The first step consisted of checking the correlation between predicted and observed values for the training set; the results showed a certain agreement (r = 0.72, p-value ≈ 0.0). In addition, correlation between residuals and predicted values of training subset was checked and was close to zero, as expected.
Afterwards, the MARS model calibrated on the training set was applied to predict SOC data from the test set, which was independent from the model calibration (training) set.
As a first step, the correlation between observations and (test set) predictions was analysed. This resulted in a highly significant correlation (r = 0.87, p-value ≈ 0.0). The value gained after the validation step surprisingly outperformed that of the training set, which is a rare event. The correlation between residuals and (test-set) predicted was not significant.
The residuals, according to the Shapiro–Wilk test, were Gaussian, with a distribution ~ (W = 0.93, p-value = 0.23).
Computing the Lin coefficient (CCC) between observations and predictions, the outcomes showed very good agreement (overall CCC, 0.81; overall precision, 0.88; overall accuracy, 0.93).
Since the observations were available, it was possible to compute the error metrics, which are reported in
Table 12.
The error indices were good overall; in particular, MAPE was below 10%, which value has been indicated in literature as a critical threshold. Another very interesting result concerned the ratio between MAE and RMSE, which was larger than that obtained with regression kriging (0.8 vs. 0.76). In conclusion, the MARS model could be considered effective whenever the coefficients of the covariates were not constant over the study domain and the covariates were intertwined in more complex ways than additively.
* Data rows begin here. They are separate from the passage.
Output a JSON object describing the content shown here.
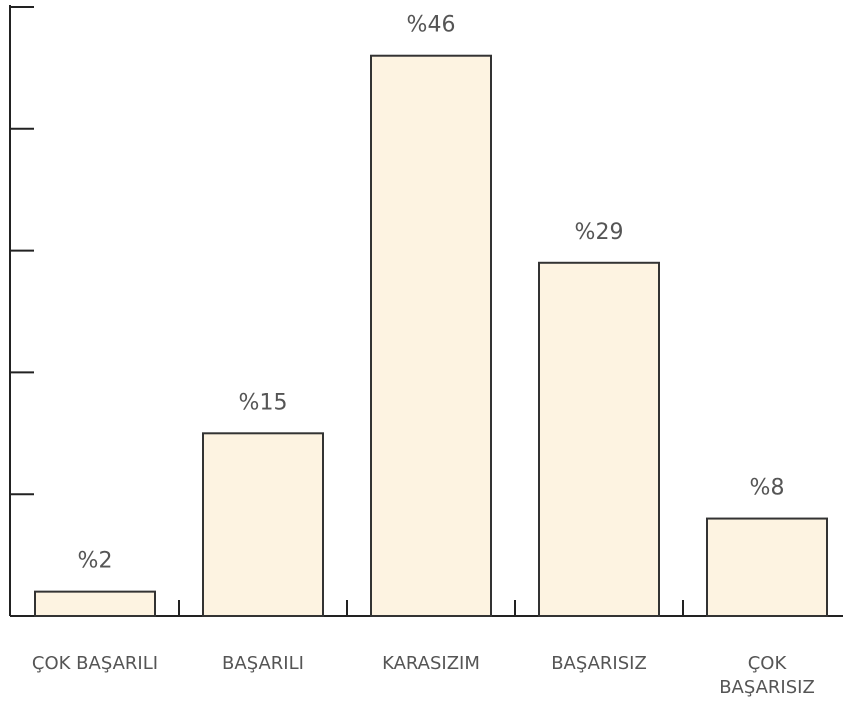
{
  "chart_data": {
    "type": "bar",
    "categories": [
      "ÇOK BAŞARILI",
      "BAŞARILI",
      "KARASIZIM",
      "BAŞARISIZ",
      "ÇOK BAŞARISIZ"
    ],
    "values": [
      2,
      15,
      46,
      29,
      8
    ],
    "value_labels": [
      "%2",
      "%15",
      "%46",
      "%29",
      "%8"
    ],
    "color": "#fdf3e1",
    "ylim": [
      0,
      50
    ],
    "yticks": [
      0,
      10,
      20,
      30,
      40,
      50
    ],
    "grid": false
  }
}
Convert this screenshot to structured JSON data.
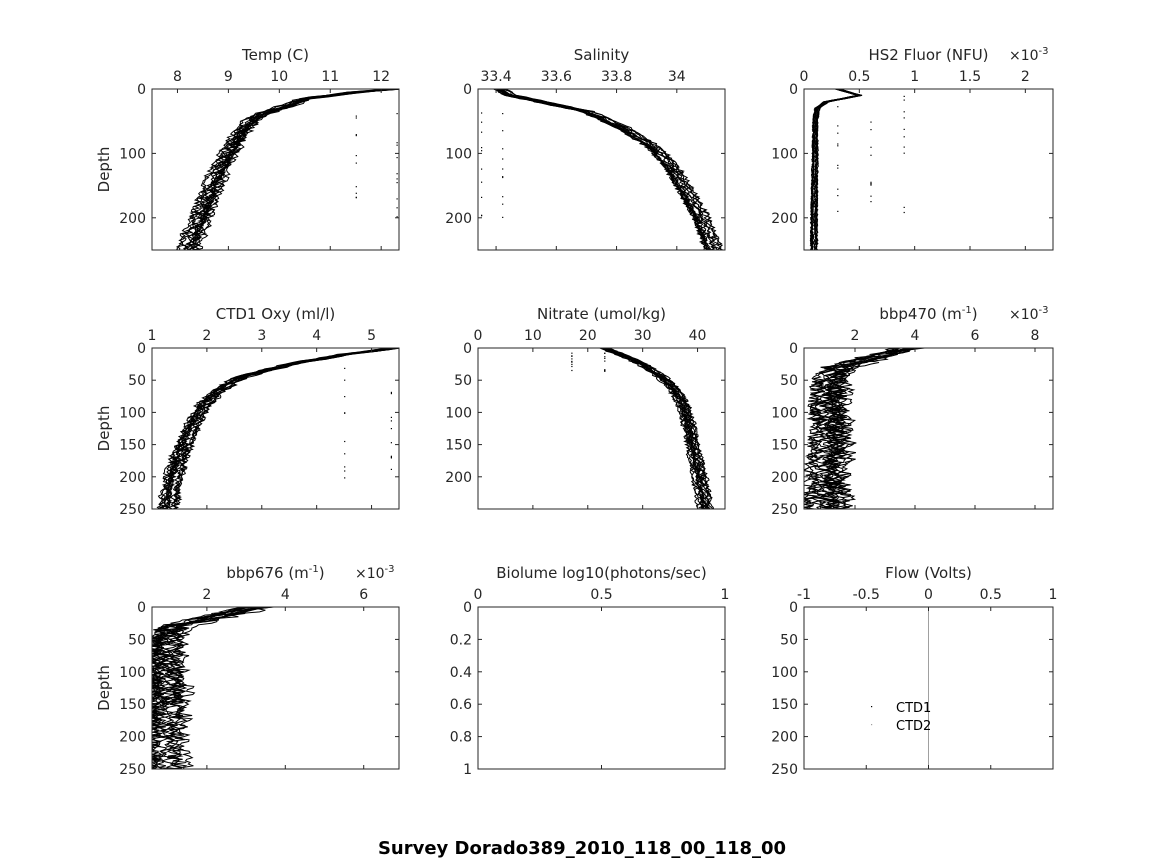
{
  "figure_title": "Survey Dorado389_2010_118_00_118_00",
  "colors": {
    "data": "#000000",
    "axis": "#262626",
    "zero_line": "#a0a0a0"
  },
  "chart_data": [
    {
      "type": "scatter",
      "title": "Temp (C)",
      "ylabel": "Depth",
      "xlim": [
        7.5,
        12.35
      ],
      "ylim": [
        0,
        250
      ],
      "y_reversed": true,
      "x_ticks": [
        8,
        9,
        10,
        11,
        12
      ],
      "x_tick_labels": [
        "8",
        "9",
        "10",
        "11",
        "12"
      ],
      "y_ticks": [
        0,
        100,
        200
      ],
      "y_tick_labels": [
        "0",
        "100",
        "200"
      ],
      "exponent_label": null,
      "profile": {
        "x": [
          12.3,
          11.5,
          10.5,
          10.2,
          9.6,
          9.3,
          9.0,
          8.8,
          8.6,
          8.4,
          8.2
        ],
        "y": [
          0,
          5,
          15,
          25,
          40,
          60,
          100,
          130,
          170,
          210,
          250
        ],
        "spread": 0.25
      },
      "outliers": {
        "x": [
          11.5,
          12.3
        ],
        "y_range": [
          25,
          200
        ]
      }
    },
    {
      "type": "scatter",
      "title": "Salinity",
      "ylabel": "",
      "xlim": [
        33.34,
        34.16
      ],
      "ylim": [
        0,
        250
      ],
      "y_reversed": true,
      "x_ticks": [
        33.4,
        33.6,
        33.8,
        34
      ],
      "x_tick_labels": [
        "33.4",
        "33.6",
        "33.8",
        "34"
      ],
      "y_ticks": [
        0,
        100,
        200
      ],
      "y_tick_labels": [
        "0",
        "100",
        "200"
      ],
      "exponent_label": null,
      "profile": {
        "x": [
          33.41,
          33.45,
          33.55,
          33.7,
          33.82,
          33.92,
          33.98,
          34.03,
          34.08,
          34.12
        ],
        "y": [
          0,
          10,
          20,
          35,
          60,
          90,
          120,
          160,
          200,
          250
        ],
        "spread": 0.03
      },
      "outliers": {
        "x": [
          33.35,
          33.42
        ],
        "y_range": [
          20,
          200
        ]
      }
    },
    {
      "type": "scatter",
      "title": "HS2 Fluor (NFU)",
      "ylabel": "",
      "xlim": [
        0,
        0.00225
      ],
      "ylim": [
        0,
        250
      ],
      "y_reversed": true,
      "x_ticks": [
        0,
        0.0005,
        0.001,
        0.0015,
        0.002
      ],
      "x_tick_labels": [
        "0",
        "0.5",
        "1",
        "1.5",
        "2"
      ],
      "y_ticks": [
        0,
        100,
        200
      ],
      "y_tick_labels": [
        "0",
        "100",
        "200"
      ],
      "exponent_label": "×10-3",
      "profile": {
        "x": [
          0.0003,
          0.0005,
          0.0002,
          0.00012,
          0.0001,
          0.0001,
          9e-05,
          9e-05
        ],
        "y": [
          0,
          10,
          20,
          30,
          50,
          100,
          200,
          250
        ],
        "spread": 3e-05
      },
      "outliers": {
        "x": [
          0.0003,
          0.0006,
          0.0009
        ],
        "y_range": [
          10,
          200
        ]
      }
    },
    {
      "type": "scatter",
      "title": "CTD1 Oxy (ml/l)",
      "ylabel": "Depth",
      "xlim": [
        1,
        5.5
      ],
      "ylim": [
        0,
        250
      ],
      "y_reversed": true,
      "x_ticks": [
        1,
        2,
        3,
        4,
        5
      ],
      "x_tick_labels": [
        "1",
        "2",
        "3",
        "4",
        "5"
      ],
      "y_ticks": [
        0,
        50,
        100,
        150,
        200,
        250
      ],
      "y_tick_labels": [
        "0",
        "50",
        "100",
        "150",
        "200",
        "250"
      ],
      "exponent_label": null,
      "profile": {
        "x": [
          5.4,
          4.5,
          3.5,
          2.6,
          2.2,
          1.9,
          1.7,
          1.5,
          1.35,
          1.25
        ],
        "y": [
          0,
          10,
          25,
          45,
          65,
          90,
          120,
          160,
          200,
          250
        ],
        "spread": 0.2
      },
      "outliers": {
        "x": [
          4.5,
          5.35
        ],
        "y_range": [
          30,
          205
        ]
      }
    },
    {
      "type": "scatter",
      "title": "Nitrate (umol/kg)",
      "ylabel": "",
      "xlim": [
        0,
        45
      ],
      "ylim": [
        0,
        250
      ],
      "y_reversed": true,
      "x_ticks": [
        0,
        10,
        20,
        30,
        40
      ],
      "x_tick_labels": [
        "0",
        "10",
        "20",
        "30",
        "40"
      ],
      "y_ticks": [
        0,
        50,
        100,
        150,
        200
      ],
      "y_tick_labels": [
        "0",
        "50",
        "100",
        "150",
        "200"
      ],
      "exponent_label": null,
      "profile": {
        "x": [
          23,
          26,
          30,
          33.5,
          36,
          37.5,
          38.5,
          39.5,
          40.5,
          41.5
        ],
        "y": [
          0,
          10,
          25,
          45,
          65,
          90,
          120,
          160,
          200,
          250
        ],
        "spread": 1.5
      },
      "outliers": {
        "x": [
          17,
          23
        ],
        "y_range": [
          5,
          42
        ]
      }
    },
    {
      "type": "scatter",
      "title": "bbp470 (m-1)",
      "ylabel": "",
      "xlim": [
        0.0003,
        0.0086
      ],
      "ylim": [
        0,
        250
      ],
      "y_reversed": true,
      "x_ticks": [
        0.002,
        0.004,
        0.006,
        0.008
      ],
      "x_tick_labels": [
        "2",
        "4",
        "6",
        "8"
      ],
      "y_ticks": [
        0,
        50,
        100,
        150,
        200,
        250
      ],
      "y_tick_labels": [
        "0",
        "50",
        "100",
        "150",
        "200",
        "250"
      ],
      "exponent_label": "×10-3",
      "profile": {
        "x": [
          0.0037,
          0.0015,
          0.0012,
          0.0011,
          0.0012,
          0.0011,
          0.001,
          0.001
        ],
        "y": [
          0,
          30,
          50,
          90,
          130,
          170,
          210,
          250
        ],
        "spread": 0.0009
      },
      "outliers": {
        "x": [
          0.0086
        ],
        "y_range": [
          75,
          80
        ]
      }
    },
    {
      "type": "scatter",
      "title": "bbp676 (m-1)",
      "ylabel": "Depth",
      "xlim": [
        0.0006,
        0.0069
      ],
      "ylim": [
        0,
        250
      ],
      "y_reversed": true,
      "x_ticks": [
        0.002,
        0.004,
        0.006
      ],
      "x_tick_labels": [
        "2",
        "4",
        "6"
      ],
      "y_ticks": [
        0,
        50,
        100,
        150,
        200,
        250
      ],
      "y_tick_labels": [
        "0",
        "50",
        "100",
        "150",
        "200",
        "250"
      ],
      "exponent_label": "×10-3",
      "profile": {
        "x": [
          0.0033,
          0.0012,
          0.001,
          0.0009,
          0.001,
          0.0009,
          0.0008,
          0.0009
        ],
        "y": [
          0,
          30,
          50,
          90,
          130,
          170,
          210,
          250
        ],
        "spread": 0.0007
      },
      "outliers": {
        "x": [
          0.0069
        ],
        "y_range": [
          75,
          80
        ]
      }
    },
    {
      "type": "scatter",
      "title": "Biolume log10(photons/sec)",
      "ylabel": "",
      "xlim": [
        0,
        1
      ],
      "ylim": [
        0,
        1
      ],
      "y_reversed": true,
      "x_ticks": [
        0,
        0.5,
        1
      ],
      "x_tick_labels": [
        "0",
        "0.5",
        "1"
      ],
      "y_ticks": [
        0,
        0.2,
        0.4,
        0.6,
        0.8,
        1
      ],
      "y_tick_labels": [
        "0",
        "0.2",
        "0.4",
        "0.6",
        "0.8",
        "1"
      ],
      "exponent_label": null,
      "profile": null,
      "outliers": null
    },
    {
      "type": "line",
      "title": "Flow (Volts)",
      "ylabel": "",
      "xlim": [
        -1,
        1
      ],
      "ylim": [
        0,
        250
      ],
      "y_reversed": true,
      "x_ticks": [
        -1,
        -0.5,
        0,
        0.5,
        1
      ],
      "x_tick_labels": [
        "-1",
        "-0.5",
        "0",
        "0.5",
        "1"
      ],
      "y_ticks": [
        0,
        50,
        100,
        150,
        200,
        250
      ],
      "y_tick_labels": [
        "0",
        "50",
        "100",
        "150",
        "200",
        "250"
      ],
      "exponent_label": null,
      "vertical_line_x": 0,
      "legend": [
        "CTD1",
        "CTD2"
      ],
      "legend_location": "center-left",
      "profile": null,
      "outliers": null
    }
  ]
}
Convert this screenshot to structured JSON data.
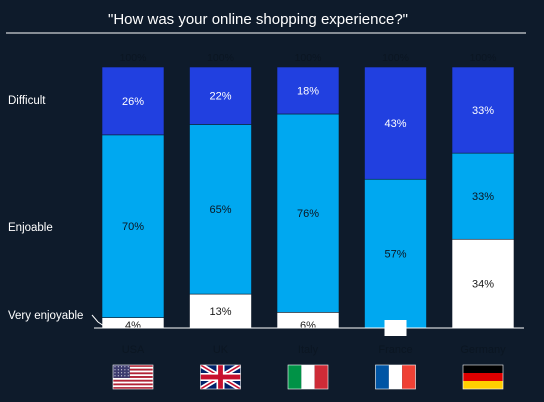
{
  "chart_data": {
    "type": "bar",
    "stacked": true,
    "title": "\"How was your online shopping experience?\"",
    "categories": [
      "USA",
      "UK",
      "Italy",
      "France",
      "Germany"
    ],
    "totals": [
      "100%",
      "100%",
      "100%",
      "100%",
      "100%"
    ],
    "series": [
      {
        "name": "Very enjoyable",
        "values": [
          4,
          13,
          6,
          0,
          34
        ],
        "labels": [
          "4%",
          "13%",
          "6%",
          "",
          "34%"
        ],
        "color": "#ffffff",
        "label_color": "#1a1a1a"
      },
      {
        "name": "Enjoable",
        "values": [
          70,
          65,
          76,
          57,
          33
        ],
        "labels": [
          "70%",
          "65%",
          "76%",
          "57%",
          "33%"
        ],
        "color": "#00a8f0",
        "label_color": "#0b1622"
      },
      {
        "name": "Difficult",
        "values": [
          26,
          22,
          18,
          43,
          33
        ],
        "labels": [
          "26%",
          "22%",
          "18%",
          "43%",
          "33%"
        ],
        "color": "#2140e0",
        "label_color": "#ffffff"
      }
    ],
    "ylim": [
      0,
      100
    ],
    "grid": false,
    "legend": "left",
    "flag_icons": [
      "usa-flag-icon",
      "uk-flag-icon",
      "italy-flag-icon",
      "france-flag-icon",
      "germany-flag-icon"
    ],
    "colors": {
      "background": "#0e1b2b",
      "text": "#ffffff"
    }
  }
}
By comparing the error indices and Lin’s coefficients of both methods, it became evident that MARS performed better than RK. The two methods were linear (RK) and nonlinear (MARS), respectively. The main difference concerns the interaction terms, since the MARS model has one linear term and two multiplicative terms (interactions) that represent the added value that allowed improving the predictive capability of MARS with respect to that of RK.
In
Figure 10, the map of SOC predictions obtained with the MARS model is reported. Comparing the RK and MARS maps, they showed overall agreement, with a cluster of lower values in the northern part of the study area, a central part with the lowest values, and finally, a southern part with two clusters of larger values and a cluster of lower values.
Finally, to quantitatively compare the maps obtained by the two methods, a cross-correlogram was computed. The result was a value of 0.67 at the distance 0. Therefore, the map gained from RK can be considered a first approximation of that from MARS. This result underlines the reliability of the SOC spatial distribution predicted by the MARS model.